Better learn how to pronounce that (nearly) unpronounceable Chinese telecommunications company’s name, and quickly. (It’s HA- WAY.)
Huawei has hinted in recent weeks that it might be interested in making a bid for BlackBerry, the smartphone developer-manufacturer. For Huawei, that would mark a giant step up, from manufacturer of many others’ non-Apple handsets to becoming an identifiable player in the world’s consumer telephony main stage.
Is now the time to act? Well, BlackBerry just became a lot cheaper—the stock plunged 17% in early trading, following the surprise announcement of a first quarter loss. This is no time for adverse surprises for the struggling Toronto-based telecoms company. Announcements of new savior products, like keyboard-equipped Q-10 and the all-touchscreen Z-10—both launched over this past winter and spring—would normally persuade “strong holds” to stay calm. But all bets are off when the red ink begins to flow.
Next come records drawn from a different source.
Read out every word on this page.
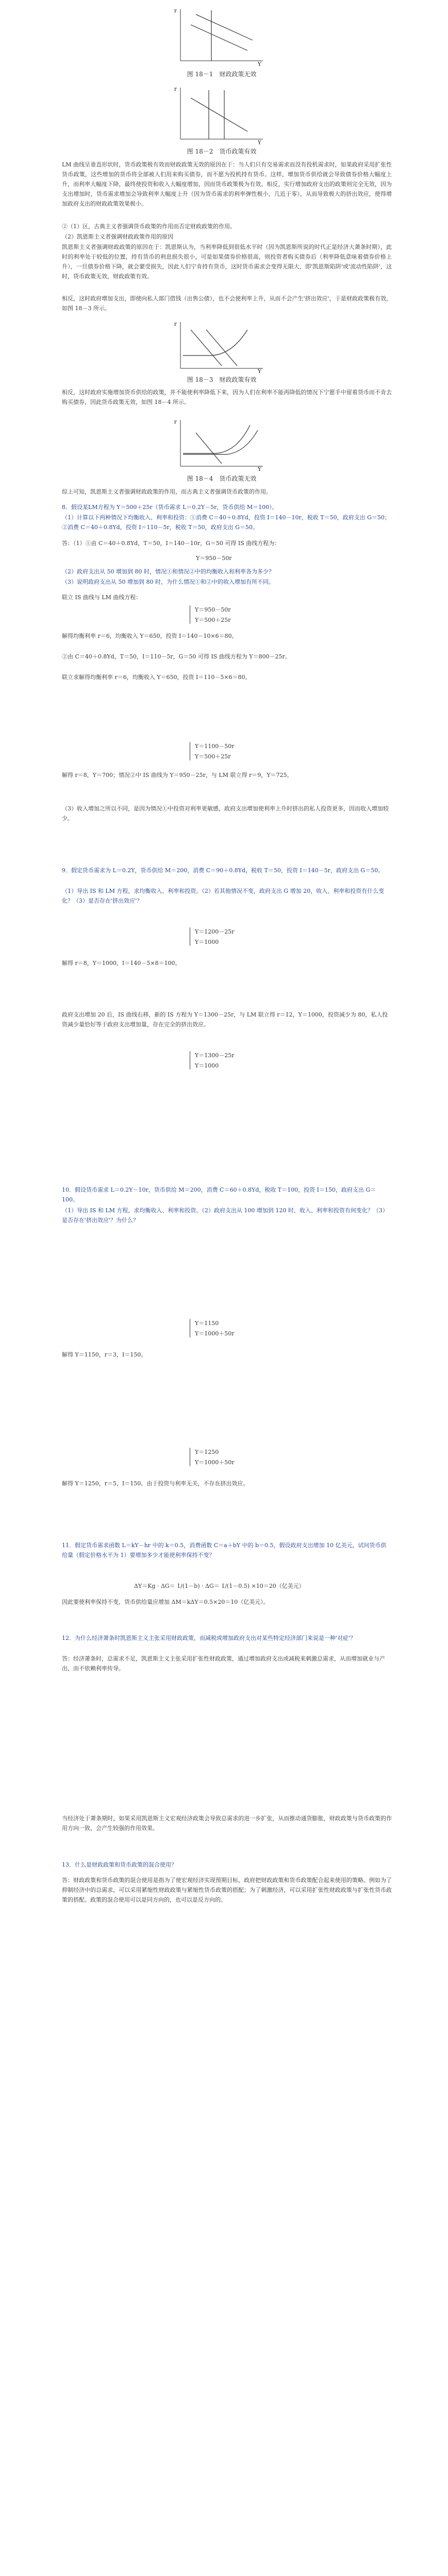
r
Y
图 18－1　财政政策无效
r
Y
图 18－2　货币政策有效
LM 曲线呈垂直形状时，货币政策极有效而财政政策无效的原因在于：当人们只有交易需求而没有投机需求时，如果政府采用扩张性货币政策，这些增加的货币将全部被人们用来购买债券，而不愿为投机持有货币。这样，增加货币供给就会导致债券价格大幅度上升，而利率大幅度下降，最终使投资和收入大幅度增加，因而货币政策极为有效。相反，实行增加政府支出的政策则完全无效，因为支出增加时，货币需求增加会导致利率大幅度上升（因为货币需求的利率弹性极小，几近于零），从而导致极大的挤出效应，使得增加政府支出的财政政策效果极小。
②（1）区，古典主义者强调货币政策的作用而否定财政政策的作用。
（2）凯恩斯主义者强调财政政策作用的原因
凯恩斯主义者强调财政政策的原因在于：凯恩斯认为，当利率降低到很低水平时（因为凯恩斯所说的时代正是经济大萧条时期），此时的利率处于较低的位置，持有货币的利息损失很小，可是如果债券价格很高，则投资者购买债券后（利率降低意味着债券价格上升），一旦债券价格下降，就会蒙受损失，因此人们宁肯持有货币，这时货币需求会变得无限大，即'凯恩斯陷阱'或'流动性陷阱'，这时，货币政策无效，财政政策有效。
相反，这时政府增加支出，即使向私人部门借钱（出售公债），也不会使利率上升，从而不会产生'挤出效应'，于是财政政策极有效，如图 18－3 所示。
r
Y
图 18－3　财政政策有效
相反，这时政府实施增加货币供给的政策，并不能使利率降低下来，因为人们在利率不能再降低的情况下宁愿手中留着货币而不肯去购买债券，因此货币政策无效，如图 18－4 所示。
r
Y
图 18－4　货币政策无效
综上可知，凯恩斯主义者强调财政政策的作用，而古典主义者强调货币政策的作用。
8．假设某LM方程为 Y＝500＋25r（货币需求 L＝0.2Y－5r，货币供给 M＝100）。
（1）计算以下两种情况下均衡收入、利率和投资：①消费 C＝40＋0.8Yd，投资 I＝140－10r，税收 T＝50，政府支出 G＝50；②消费 C＝40＋0.8Yd，投资 I＝110－5r，税收 T＝50，政府支出 G＝50。
答：（1）①由 C＝40＋0.8Yd，T＝50，I＝140－10r，G＝50 可得 IS 曲线方程为：
Y＝950－50r
（2）政府支出从 50 增加到 80 时，情况①和情况②中的均衡收入和利率各为多少？
（3）说明政府支出从 50 增加到 80 时，为什么情况①和②中的收入增加有所不同。
联立 IS 曲线与 LM 曲线方程：
Y＝950－50r
Y＝500＋25r
解得均衡利率 r＝6，均衡收入 Y＝650，投资 I＝140－10×6＝80。
②由 C＝40＋0.8Yd，T＝50，I＝110－5r，G＝50 可得 IS 曲线方程为 Y＝800－25r。
联立求解得均衡利率 r＝6，均衡收入 Y＝650，投资 I＝110－5×6＝80。
Y＝1100－50r
Y＝500＋25r
解得 r＝8，Y＝700；情况②中 IS 曲线为 Y＝950－25r，与 LM 联立得 r＝9，Y＝725。
（3）收入增加之所以不同，是因为情况①中投资对利率更敏感，政府支出增加使利率上升时挤出的私人投资更多，因而收入增加较少。
9．假定货币需求为 L＝0.2Y，货币供给 M＝200，消费 C＝90＋0.8Yd，税收 T＝50，投资 I＝140－5r，政府支出 G＝50。
（1）导出 IS 和 LM 方程，求均衡收入、利率和投资。（2）若其他情况不变，政府支出 G 增加 20，收入、利率和投资有什么变化？（3）是否存在'挤出效应'？
Y＝1200－25r
Y＝1000
解得 r＝8，Y＝1000，I＝140－5×8＝100。
政府支出增加 20 后，IS 曲线右移，新的 IS 方程为 Y＝1300－25r，与 LM 联立得 r＝12，Y＝1000，投资减少为 80，私人投资减少量恰好等于政府支出增加量，存在完全的挤出效应。
Y＝1300－25r
Y＝1000
10．假设货币需求 L＝0.2Y－10r，货币供给 M＝200，消费 C＝60＋0.8Yd，税收 T＝100，投资 I＝150，政府支出 G＝100。
（1）导出 IS 和 LM 方程，求均衡收入、利率和投资。（2）政府支出从 100 增加到 120 时，收入、利率和投资有何变化？（3）是否存在'挤出效应'？为什么？
Y＝1150
Y＝1000＋50r
解得 Y＝1150，r＝3，I＝150。
Y＝1250
Y＝1000＋50r
解得 Y＝1250，r＝5，I＝150。由于投资与利率无关，不存在挤出效应。
11．假定货币需求函数 L＝kY－hr 中的 k＝0.5，消费函数 C＝a＋bY 中的 b＝0.5，假设政府支出增加 10 亿美元，试问货币供给量（假定价格水平为 1）要增加多少才能使利率保持不变？
ΔY＝Kg · ΔG＝ 1/(1－b) · ΔG＝ 1/(1－0.5) ×10＝20（亿美元）
因此要使利率保持不变，货币供给量应增加 ΔM＝kΔY＝0.5×20＝10（亿美元）。
12．为什么经济萧条时凯恩斯主义主张采用财政政策，而减税或增加政府支出对某些特定经济部门来说是一种'对症'？
答：经济萧条时，总需求不足，凯恩斯主义主张采用扩张性财政政策，通过增加政府支出或减税来刺激总需求，从而增加就业与产出，而不依赖利率传导。
当经济处于萧条期时，如果采用凯恩斯主义宏观经济政策会导致总需求的进一步扩张，从而推动通货膨胀，财政政策与货币政策的作用方向一致，会产生较强的作用效果。
13．什么是财政政策和货币政策的混合使用？
答：财政政策和货币政策的混合使用是指为了使宏观经济实现预期目标，政府把财政政策和货币政策配合起来使用的策略。例如为了抑制经济中的总需求，可以采用紧缩性财政政策与紧缩性货币政策的搭配；为了刺激经济，可以采用扩张性财政政策与扩张性货币政策的搭配。政策的混合使用可以是同方向的，也可以是反方向的。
Two other factors suggest that BlackBerry’s days of independence may be numbered: First, the decline in subscribers announced last December, which marks a sea change that cannot easily be reversed, and second, cash levels are up at quarter-end to $3.1 billion, from $2.9 billion at the end of the previous quarter.
So, anyone up for paying themselves a “performance fee” using other people’s money?